Iain Duncan Smith’s Centre for Social Justice held its first awards ceremony last night. The former Tory leader must have enjoyed the occasion. IDS’ social justice message was muted during Michael Howard’s leadership but all of the Tory leadership candidates – or their representatives – were in attendance at last night’s do. David Cameron presented the major award. Theresa May fronted a new video promoting the CSJ’s work. IDS announced that David Davis, Liam Fox and Malcolm Rifkind were all addressing the CSJ over the next few months. The ’one nation’ agenda is beginning to take a central place in Conservative strategy.
But the real stars of last night’s event were the award winners. Many of them are profiled on the CSJ’s new Effective Giving website. As David Cameron said in his short speech – they proved that the really open-hearted compassion is also the most hard-headed.
What last night’s award winners embodied was a ‘transformational’ – rather than a managerial – approach to poverty-fighting:
> ADAS in Stockport, for example, rejects ‘condom compassion’ and fights to get people off drugs. It rejects the prevailing wisdom that drug use is inevitable and merely needs to be managed.
> The Bristol Community Family Trust doesn’t accept that relationship breakdown is inevitable – it helps couples to build lasting and healthy marriages.
> The Shannon Trust tackles the root cause of much re-offending – the 48% illiteracy rate of the imprisoned.
> The socially-enterprising Emmaus communities take homeless people off benefits and give them a bed and meaningful work.
> Manchester’s Eden projects – Christian-run – prove that a long-term commitment to a disadvantaged community is the surest way to cut crime and build solidarity.
There is now a lot of rhetoric in Tory circles about ‘social justice’. The good causes highlighted on EffectiveGiving.org.uk show the Conservative Party how social justice can be delivered.
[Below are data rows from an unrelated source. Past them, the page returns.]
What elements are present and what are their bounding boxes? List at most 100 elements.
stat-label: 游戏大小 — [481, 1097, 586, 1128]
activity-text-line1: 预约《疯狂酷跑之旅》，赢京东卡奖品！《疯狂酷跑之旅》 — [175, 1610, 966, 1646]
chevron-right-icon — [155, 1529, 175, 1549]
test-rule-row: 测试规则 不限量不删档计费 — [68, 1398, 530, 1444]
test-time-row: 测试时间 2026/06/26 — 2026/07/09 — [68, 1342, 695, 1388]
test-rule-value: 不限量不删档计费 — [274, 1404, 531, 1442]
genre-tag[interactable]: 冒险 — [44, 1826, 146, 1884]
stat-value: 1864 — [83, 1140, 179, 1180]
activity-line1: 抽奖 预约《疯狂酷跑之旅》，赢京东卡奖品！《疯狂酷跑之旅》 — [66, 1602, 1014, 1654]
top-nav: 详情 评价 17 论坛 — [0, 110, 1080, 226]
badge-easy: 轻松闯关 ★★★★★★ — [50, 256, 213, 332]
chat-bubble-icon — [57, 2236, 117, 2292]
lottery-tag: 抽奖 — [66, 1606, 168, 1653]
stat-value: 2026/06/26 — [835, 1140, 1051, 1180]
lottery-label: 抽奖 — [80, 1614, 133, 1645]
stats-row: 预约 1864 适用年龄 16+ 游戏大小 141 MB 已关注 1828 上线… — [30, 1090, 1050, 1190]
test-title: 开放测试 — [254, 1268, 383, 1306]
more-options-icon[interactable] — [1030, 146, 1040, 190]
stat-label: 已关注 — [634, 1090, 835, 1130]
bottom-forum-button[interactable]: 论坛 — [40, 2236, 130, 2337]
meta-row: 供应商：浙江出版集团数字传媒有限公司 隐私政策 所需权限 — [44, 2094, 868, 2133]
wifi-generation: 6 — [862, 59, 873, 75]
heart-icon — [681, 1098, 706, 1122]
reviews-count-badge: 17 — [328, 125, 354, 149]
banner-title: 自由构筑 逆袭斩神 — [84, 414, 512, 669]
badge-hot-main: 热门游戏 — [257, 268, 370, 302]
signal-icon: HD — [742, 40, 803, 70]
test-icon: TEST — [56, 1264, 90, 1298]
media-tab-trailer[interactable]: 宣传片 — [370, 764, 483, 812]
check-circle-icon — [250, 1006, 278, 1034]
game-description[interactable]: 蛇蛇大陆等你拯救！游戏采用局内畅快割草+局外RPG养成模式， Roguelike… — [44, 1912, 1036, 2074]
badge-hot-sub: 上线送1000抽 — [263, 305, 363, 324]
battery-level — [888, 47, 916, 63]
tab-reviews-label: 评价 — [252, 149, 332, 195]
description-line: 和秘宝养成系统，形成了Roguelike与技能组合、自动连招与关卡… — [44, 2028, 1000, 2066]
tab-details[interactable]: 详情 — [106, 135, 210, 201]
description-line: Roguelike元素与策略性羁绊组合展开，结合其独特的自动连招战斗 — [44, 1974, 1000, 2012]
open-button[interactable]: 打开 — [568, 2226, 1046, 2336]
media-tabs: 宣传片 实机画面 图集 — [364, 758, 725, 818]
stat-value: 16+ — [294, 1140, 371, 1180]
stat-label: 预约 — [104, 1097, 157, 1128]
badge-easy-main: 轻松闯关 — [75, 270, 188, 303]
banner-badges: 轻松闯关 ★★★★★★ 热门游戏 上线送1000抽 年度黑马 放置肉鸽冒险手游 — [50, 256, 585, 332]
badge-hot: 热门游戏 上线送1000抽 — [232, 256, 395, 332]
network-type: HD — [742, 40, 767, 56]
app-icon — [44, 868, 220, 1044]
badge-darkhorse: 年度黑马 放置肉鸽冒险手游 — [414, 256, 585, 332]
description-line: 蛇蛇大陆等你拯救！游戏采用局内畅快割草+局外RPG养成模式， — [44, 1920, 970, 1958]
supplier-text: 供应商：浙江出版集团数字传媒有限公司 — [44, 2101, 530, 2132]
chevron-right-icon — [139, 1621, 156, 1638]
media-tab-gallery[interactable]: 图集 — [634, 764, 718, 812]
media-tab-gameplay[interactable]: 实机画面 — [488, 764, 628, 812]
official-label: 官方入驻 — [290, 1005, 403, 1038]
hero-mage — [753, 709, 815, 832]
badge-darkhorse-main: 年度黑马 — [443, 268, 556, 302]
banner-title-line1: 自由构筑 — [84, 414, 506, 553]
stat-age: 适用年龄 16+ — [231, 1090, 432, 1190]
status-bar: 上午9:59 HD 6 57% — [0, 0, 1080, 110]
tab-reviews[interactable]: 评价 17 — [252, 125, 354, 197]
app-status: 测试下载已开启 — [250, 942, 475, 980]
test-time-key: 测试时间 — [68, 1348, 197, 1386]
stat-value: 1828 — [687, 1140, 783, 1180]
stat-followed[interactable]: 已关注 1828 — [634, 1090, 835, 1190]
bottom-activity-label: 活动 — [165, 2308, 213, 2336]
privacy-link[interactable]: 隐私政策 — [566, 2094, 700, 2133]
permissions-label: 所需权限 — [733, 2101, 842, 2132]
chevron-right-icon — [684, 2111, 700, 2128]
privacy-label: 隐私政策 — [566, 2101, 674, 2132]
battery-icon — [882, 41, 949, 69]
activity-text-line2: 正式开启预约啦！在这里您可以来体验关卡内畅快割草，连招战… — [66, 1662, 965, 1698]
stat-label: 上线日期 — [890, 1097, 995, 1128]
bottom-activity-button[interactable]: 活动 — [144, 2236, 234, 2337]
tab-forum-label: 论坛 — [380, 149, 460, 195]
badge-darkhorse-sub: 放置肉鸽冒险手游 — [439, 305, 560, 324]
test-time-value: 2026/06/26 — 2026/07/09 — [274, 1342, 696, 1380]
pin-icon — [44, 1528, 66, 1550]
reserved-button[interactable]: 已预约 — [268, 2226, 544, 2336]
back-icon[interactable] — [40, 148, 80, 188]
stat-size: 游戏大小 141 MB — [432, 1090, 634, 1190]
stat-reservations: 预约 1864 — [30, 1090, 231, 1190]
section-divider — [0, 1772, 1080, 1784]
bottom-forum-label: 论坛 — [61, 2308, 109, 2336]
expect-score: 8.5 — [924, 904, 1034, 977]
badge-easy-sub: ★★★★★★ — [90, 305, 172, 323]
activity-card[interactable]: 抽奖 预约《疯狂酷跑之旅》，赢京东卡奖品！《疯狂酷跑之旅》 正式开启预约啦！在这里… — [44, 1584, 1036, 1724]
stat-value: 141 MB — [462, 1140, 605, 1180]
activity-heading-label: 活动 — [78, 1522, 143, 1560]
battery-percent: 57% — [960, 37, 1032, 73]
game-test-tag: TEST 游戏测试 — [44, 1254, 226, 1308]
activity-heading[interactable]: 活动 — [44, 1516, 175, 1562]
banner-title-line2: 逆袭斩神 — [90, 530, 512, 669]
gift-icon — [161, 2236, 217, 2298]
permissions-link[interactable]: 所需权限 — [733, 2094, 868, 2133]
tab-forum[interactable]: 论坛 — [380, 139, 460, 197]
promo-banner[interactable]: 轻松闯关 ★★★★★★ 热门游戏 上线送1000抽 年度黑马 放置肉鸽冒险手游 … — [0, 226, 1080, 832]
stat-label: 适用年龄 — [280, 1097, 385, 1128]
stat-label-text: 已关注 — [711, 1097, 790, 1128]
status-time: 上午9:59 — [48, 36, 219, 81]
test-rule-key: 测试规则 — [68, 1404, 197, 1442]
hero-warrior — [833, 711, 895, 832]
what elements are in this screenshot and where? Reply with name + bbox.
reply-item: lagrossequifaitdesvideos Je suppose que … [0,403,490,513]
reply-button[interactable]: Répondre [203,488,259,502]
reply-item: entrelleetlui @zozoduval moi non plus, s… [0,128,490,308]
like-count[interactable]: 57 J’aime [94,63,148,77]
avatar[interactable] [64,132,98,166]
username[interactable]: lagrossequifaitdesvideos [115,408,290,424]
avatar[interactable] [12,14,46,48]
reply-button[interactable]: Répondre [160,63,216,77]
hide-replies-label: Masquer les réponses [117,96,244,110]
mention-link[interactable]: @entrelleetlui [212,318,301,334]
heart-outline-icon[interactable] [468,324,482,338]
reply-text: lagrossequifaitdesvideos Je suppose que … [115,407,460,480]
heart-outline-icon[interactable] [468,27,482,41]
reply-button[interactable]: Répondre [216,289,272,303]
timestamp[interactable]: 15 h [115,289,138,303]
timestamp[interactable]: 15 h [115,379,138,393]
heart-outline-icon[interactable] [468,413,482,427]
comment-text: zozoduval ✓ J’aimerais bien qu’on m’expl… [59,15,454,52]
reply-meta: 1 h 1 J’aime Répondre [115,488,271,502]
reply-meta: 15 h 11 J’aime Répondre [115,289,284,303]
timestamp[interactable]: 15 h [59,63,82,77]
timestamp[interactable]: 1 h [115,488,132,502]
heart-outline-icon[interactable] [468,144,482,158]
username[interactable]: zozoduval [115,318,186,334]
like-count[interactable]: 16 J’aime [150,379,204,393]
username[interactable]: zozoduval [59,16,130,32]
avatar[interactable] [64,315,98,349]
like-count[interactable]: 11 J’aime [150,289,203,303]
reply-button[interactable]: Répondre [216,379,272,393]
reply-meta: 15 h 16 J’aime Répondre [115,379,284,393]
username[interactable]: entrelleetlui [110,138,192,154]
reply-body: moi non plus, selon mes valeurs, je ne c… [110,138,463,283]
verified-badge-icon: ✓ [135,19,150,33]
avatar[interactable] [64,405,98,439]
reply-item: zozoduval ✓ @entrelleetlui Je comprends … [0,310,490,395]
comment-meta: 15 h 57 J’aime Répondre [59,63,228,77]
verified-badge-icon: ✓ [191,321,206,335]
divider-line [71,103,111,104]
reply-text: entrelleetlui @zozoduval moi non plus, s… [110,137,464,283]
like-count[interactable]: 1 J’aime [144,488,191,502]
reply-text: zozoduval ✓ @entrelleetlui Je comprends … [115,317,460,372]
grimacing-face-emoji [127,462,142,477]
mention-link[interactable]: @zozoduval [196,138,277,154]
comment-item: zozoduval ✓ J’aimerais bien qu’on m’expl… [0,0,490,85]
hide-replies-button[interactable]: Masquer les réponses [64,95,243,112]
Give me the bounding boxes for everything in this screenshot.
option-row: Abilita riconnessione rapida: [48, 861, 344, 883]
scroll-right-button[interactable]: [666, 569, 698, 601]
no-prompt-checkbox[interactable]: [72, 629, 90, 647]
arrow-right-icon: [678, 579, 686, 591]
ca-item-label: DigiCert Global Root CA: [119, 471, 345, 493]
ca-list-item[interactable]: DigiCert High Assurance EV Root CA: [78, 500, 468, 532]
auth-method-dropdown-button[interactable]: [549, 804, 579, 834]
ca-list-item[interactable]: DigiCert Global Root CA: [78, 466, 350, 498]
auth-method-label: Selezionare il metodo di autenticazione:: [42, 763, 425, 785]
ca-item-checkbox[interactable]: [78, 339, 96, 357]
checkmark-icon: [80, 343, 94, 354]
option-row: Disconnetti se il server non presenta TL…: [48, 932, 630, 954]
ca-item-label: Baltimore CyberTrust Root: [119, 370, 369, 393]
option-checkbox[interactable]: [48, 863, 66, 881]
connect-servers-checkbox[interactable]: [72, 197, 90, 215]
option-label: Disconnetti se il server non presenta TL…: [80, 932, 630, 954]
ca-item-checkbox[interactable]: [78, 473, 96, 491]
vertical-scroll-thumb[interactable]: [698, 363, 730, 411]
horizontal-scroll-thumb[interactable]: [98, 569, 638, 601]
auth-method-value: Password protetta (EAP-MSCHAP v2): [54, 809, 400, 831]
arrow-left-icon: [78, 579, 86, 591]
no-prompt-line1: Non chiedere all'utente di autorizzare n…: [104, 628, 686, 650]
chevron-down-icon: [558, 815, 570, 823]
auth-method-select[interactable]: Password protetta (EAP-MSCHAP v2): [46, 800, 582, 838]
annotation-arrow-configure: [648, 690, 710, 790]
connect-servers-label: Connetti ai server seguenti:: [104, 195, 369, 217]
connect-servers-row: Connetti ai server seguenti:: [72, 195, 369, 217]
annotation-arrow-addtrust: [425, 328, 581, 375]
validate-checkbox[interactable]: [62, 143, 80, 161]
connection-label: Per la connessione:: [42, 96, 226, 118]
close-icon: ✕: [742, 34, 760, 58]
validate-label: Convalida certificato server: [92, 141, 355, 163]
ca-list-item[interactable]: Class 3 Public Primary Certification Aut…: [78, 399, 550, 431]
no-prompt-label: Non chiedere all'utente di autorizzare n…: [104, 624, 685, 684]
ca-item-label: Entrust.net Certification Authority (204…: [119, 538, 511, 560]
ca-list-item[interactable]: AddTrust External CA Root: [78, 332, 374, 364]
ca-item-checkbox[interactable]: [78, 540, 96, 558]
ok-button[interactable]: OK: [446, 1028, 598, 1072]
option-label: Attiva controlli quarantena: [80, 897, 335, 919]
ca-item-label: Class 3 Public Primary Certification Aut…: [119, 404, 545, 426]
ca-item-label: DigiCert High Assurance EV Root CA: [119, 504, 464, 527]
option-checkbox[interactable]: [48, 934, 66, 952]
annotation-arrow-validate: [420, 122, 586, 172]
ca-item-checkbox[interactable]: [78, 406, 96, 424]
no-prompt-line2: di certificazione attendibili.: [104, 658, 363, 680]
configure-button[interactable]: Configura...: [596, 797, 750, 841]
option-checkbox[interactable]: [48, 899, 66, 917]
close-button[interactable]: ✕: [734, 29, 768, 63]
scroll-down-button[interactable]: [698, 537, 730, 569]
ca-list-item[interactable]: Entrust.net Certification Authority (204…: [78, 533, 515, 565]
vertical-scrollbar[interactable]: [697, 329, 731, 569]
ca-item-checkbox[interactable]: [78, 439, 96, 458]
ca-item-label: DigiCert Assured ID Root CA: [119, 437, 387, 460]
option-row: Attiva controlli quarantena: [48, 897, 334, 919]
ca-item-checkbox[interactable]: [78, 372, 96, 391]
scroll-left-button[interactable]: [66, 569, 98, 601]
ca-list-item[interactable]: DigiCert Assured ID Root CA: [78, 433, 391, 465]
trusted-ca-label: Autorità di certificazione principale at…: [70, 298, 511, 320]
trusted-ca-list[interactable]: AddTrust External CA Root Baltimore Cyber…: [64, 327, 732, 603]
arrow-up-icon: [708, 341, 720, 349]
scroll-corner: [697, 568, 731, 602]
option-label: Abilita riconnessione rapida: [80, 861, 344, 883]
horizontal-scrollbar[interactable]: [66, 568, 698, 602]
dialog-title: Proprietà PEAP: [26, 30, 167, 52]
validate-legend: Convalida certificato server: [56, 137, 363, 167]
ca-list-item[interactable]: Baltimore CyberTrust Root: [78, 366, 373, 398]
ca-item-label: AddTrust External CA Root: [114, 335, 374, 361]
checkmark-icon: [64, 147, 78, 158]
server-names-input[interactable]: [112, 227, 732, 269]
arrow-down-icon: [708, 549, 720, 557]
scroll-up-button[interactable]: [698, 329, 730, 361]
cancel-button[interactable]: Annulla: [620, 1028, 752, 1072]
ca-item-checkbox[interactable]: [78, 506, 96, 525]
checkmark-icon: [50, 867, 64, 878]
For the two or three of you out there who are slightly less ill-disposed towards the former Leader of HM Loyal Opposition, I bring the heartwarming news that the man himself, far from letting all the above hilarity get him down, seems to have derived therapeutic inspiration from it. I spied the UK's pre-eminent bald comedian the other evening, just before midnight, standing outside the gates of Downing Street. He cut the usual, forlorn figure, save for the fact that he was sporting a pair of outsize, horn-rimmed spectacles. As I approached, I could hear him muttering to himself in what I eventually gleaned to be a North Country accent. Well, he is the most talented mimic, as his two or three admirers never cease to tell us, but which bald, northern comic was he impersonating? His immediate predecessor? But no, for then the penny dropped! Before my eyes, Iain Duncan Smith was keeping up his faint spirits by pretending to be... Jim Bowen! One can only surmise that he has nothing to do in the daytime now, but watch "classic" repeats of old game shows on satellite TV, but I digress. There he was, old IDS, gazing down towards the old black door of No.10, forefinger on his comedy specs, saying to himself..."come an' see what yer wudda won...." Then, most touchingly of all, he turned on his heels and scampered down Whitehall, cheeringly telling himself "Yer caan't beat a bitta Betsy!"
Posted by: Amazin' Hayes | February 16, 2006 at 09:12 PM
I've found this thread very illuminating as I brush up on the Tory Party, but I must say that I find all of your comments about bald leaders very uncharitable. Some of the greatest leaders of the party have been bald. Howard; Hague (alright, not Duncan Smith). That's why I've been advising Dave to restore his old "slicked back" look, of late. My predecessors apparently saw some resemblance to a dodgy spiv and persuaded him to soften the old helmet with a softer, more blow-dried look. But there are no votes these days, in looking so anonymously normal. These spivvy, brylcreemed, used car salesmen stand out for a reason, you know! An old Mondeo is just like the next lot's old Mondeo unless you get noticed, mate! So it's back to the greasy slicked back look for Ravin' Dave!! And I tell you what - if he slicks it back so much that he goes bald, well, a) he gets noticed even more in the sun (there's an awful pun there, but old habits die hard, as Dave could tell you too, know what I mean) and b) he joins the pantheon of great bald leaders like Hague and Howard. But not Duncan Smith.